In June we saw an update to the NVMe standard. The update defines a software interface to assist in actually reading and writing to the drives in a way to which SSDs and NAND flash actually works.

Instead of emulating the traditional block device model that SSDs inherited from hard drives and earlier storage technologies, the new NVMe Zoned Namespaces optional feature allows SSDs to implement a different storage abstraction over flash memory. This is quite similar to the extensions SAS and SATA have added to accommodate Shingled Magnetic Recording (SMR) hard drives, with a few extras for SSDs. ‘Zoned’ SSDs with this new feature can offer better performance than regular SSDs, with less overprovisioning and less DRAM. The downside is that applications and operating systems have to be updated to support zoned storage, but that work is well underway.

The NVMe Zoned Namespaces (ZNS) specification has been ratified and published as a Technical Proposal. It builds on top of the current NVMe 1.4a specification, in preparation for NVMe 2.0. The upcoming NVMe 2.0 specification will incorporate all the approved Technical Proposals, but also reorganize that same functionality into multiple smaller component documents: a base specification, plus one for each command set (block, zoned, key-value, and potentially more in the future), and separate specifications for each transport protocol (PCIe, RDMA, TCP). The standardization of Zoned Namespaces clears the way for broader commercialization and adoption of this technology, which so far has been held back by vendor-specific zoned storage interfaces and very limited hardware choices.

Zoned Storage: An Overview

The fundamental challenge of using flash memory for a solid state drive is all of our computers are built around the concept of how hard drives work, and flash memory doesn't behave like a hard drive.
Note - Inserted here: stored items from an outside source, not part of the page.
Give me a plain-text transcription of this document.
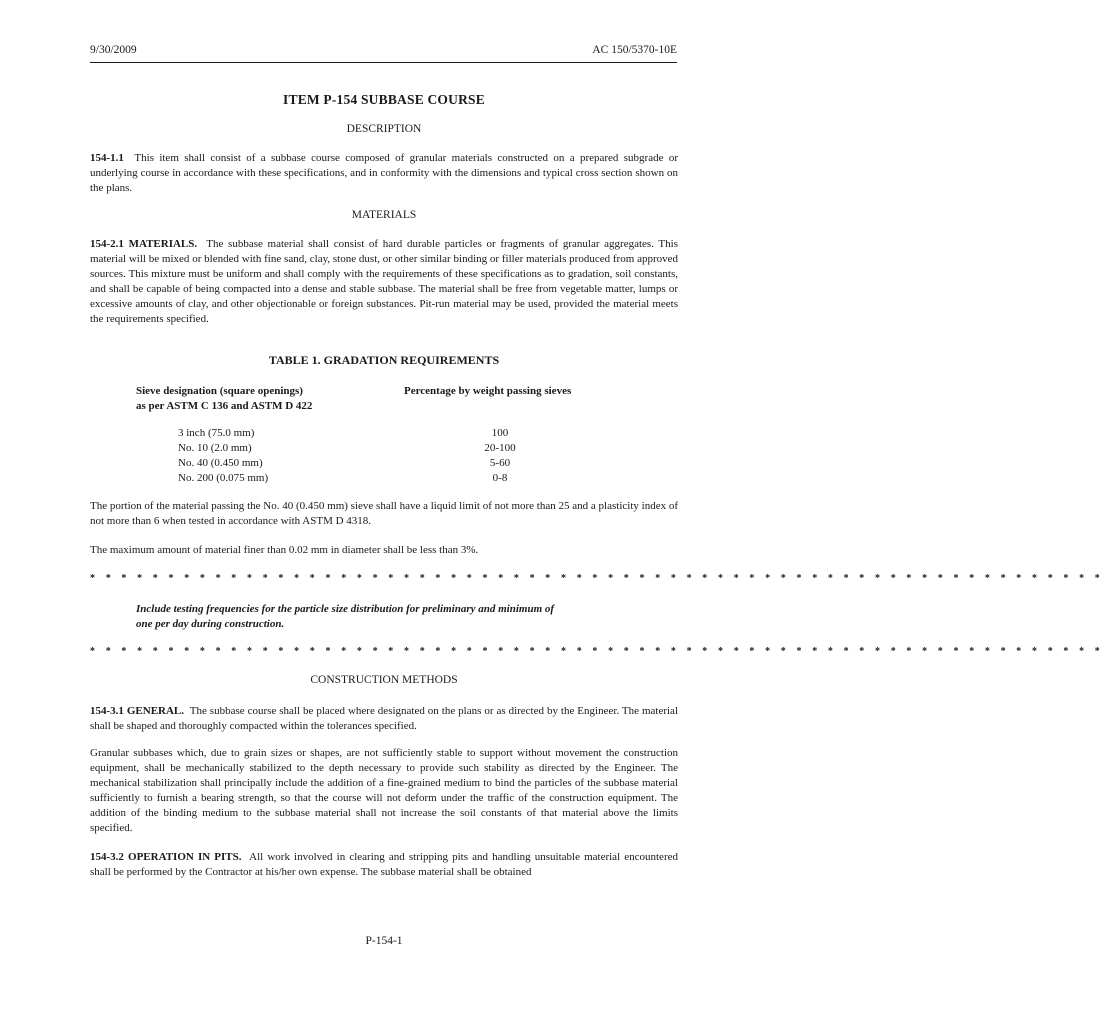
9/30/2009	AC 150/5370-10E
ITEM P-154 SUBBASE COURSE
DESCRIPTION
154-1.1 This item shall consist of a subbase course composed of granular materials constructed on a prepared subgrade or underlying course in accordance with these specifications, and in conformity with the dimensions and typical cross section shown on the plans.
MATERIALS
154-2.1 MATERIALS. The subbase material shall consist of hard durable particles or fragments of granular aggregates. This material will be mixed or blended with fine sand, clay, stone dust, or other similar binding or filler materials produced from approved sources. This mixture must be uniform and shall comply with the requirements of these specifications as to gradation, soil constants, and shall be capable of being compacted into a dense and stable subbase. The material shall be free from vegetable matter, lumps or excessive amounts of clay, and other objectionable or foreign substances. Pit-run material may be used, provided the material meets the requirements specified.
TABLE 1. GRADATION REQUIREMENTS
Sieve designation (square openings)
as per ASTM C 136 and ASTM D 422
Percentage by weight passing sieves
3 inch (75.0 mm)	100
No. 10 (2.0 mm)	20-100
No. 40 (0.450 mm)	5-60
No. 200 (0.075 mm)	0-8
The portion of the material passing the No. 40 (0.450 mm) sieve shall have a liquid limit of not more than 25 and a plasticity index of not more than 6 when tested in accordance with ASTM D 4318.
The maximum amount of material finer than 0.02 mm in diameter shall be less than 3%.
* * * * * * * * * * * * * * * * * * * * * * * * * * * * * * * * * * * * * * * * * * * * * * * * * * * * * * * * * * * * * * * * *
Include testing frequencies for the particle size distribution for preliminary and minimum of
one per day during construction.
* * * * * * * * * * * * * * * * * * * * * * * * * * * * * * * * * * * * * * * * * * * * * * * * * * * * * * * * * * * * * * * * *
CONSTRUCTION METHODS
154-3.1 GENERAL. The subbase course shall be placed where designated on the plans or as directed by the Engineer. The material shall be shaped and thoroughly compacted within the tolerances specified.
Granular subbases which, due to grain sizes or shapes, are not sufficiently stable to support without movement the construction equipment, shall be mechanically stabilized to the depth necessary to provide such stability as directed by the Engineer. The mechanical stabilization shall principally include the addition of a fine-grained medium to bind the particles of the subbase material sufficiently to furnish a bearing strength, so that the course will not deform under the traffic of the construction equipment. The addition of the binding medium to the subbase material shall not increase the soil constants of that material above the limits specified.
154-3.2 OPERATION IN PITS. All work involved in clearing and stripping pits and handling unsuitable material encountered shall be performed by the Contractor at his/her own expense. The subbase material shall be obtained
P-154-1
Flash is organized very differently from a hard drive, and so optimizing our computers for the enhanced performance characteristics of flash memory will make it worth the trouble.

Magnetic platters are a fairly analog storage medium, with no inherent structure to dictate features like sector sizes. The long-lived standard of 512-byte sectors was chosen merely for convenience, and enterprise drives now support 4K byte sectors as we reach drive capacities in the multi-TB range. By contrast, a flash memory chip has several levels of structure baked into the design. The most important numbers are the page size and erase block size. Data can be read with page size granularity (typically on the order of several kB) and an empty page can be written to with a program operation, but erase operations clear an entire multi-MB block. The substantial size mismatch between read/program operations and erase operations is a complication that ordinary mechanical hard drives don't have to deal with. The limited program/erase cycle endurance of flash memory also adds to challenge, as writing fewer times increases the lifespan.

Almost all SSDs today are presented to software as an abstraction of a simple HDD-like block storage device with 512-byte or 4kB sectors. This hides all the complexities of SSDs that we’ve gone into detail over the years, such as page and erase block sizes, wear leveling and garbage collection. This abstraction is also part of why SSD controllers and firmware are so much bigger and more complicated (and more bug-prone) than hard drive controllers. For most purposes, the block device abstraction is still the right compromise, because it allows unmodified software to enjoy most of the performance benefits of flash memory, and the downsides like write amplification are manageable.

For years, the storage industry has been exploring alternatives to the block storage abstraction. There have been several proposals for Open Channel SSDs, which expose many of the gory details of flash memory directly to the host system, moving many of the responsibilities of SSD firmware over to software running on the host CPU. The various open channel SSD standards that have been promoted have struck different balances along the spectrum, between a typical SSD with a fully drive-managed flash translation layer (FTL) to a fully software-managed solution. The industry consensus was that some of the earliest standards, like the LightNVM 1.x specification, exposed too many details, requiring software to handle some differences between different vendors' flash memory, or between SLC, MLC, TLC, etc. Newer standards have sought to find a better balance and a level of abstraction that will allow for easier mass adoption while still allowing software to bypass the inefficiencies of a typical SSD.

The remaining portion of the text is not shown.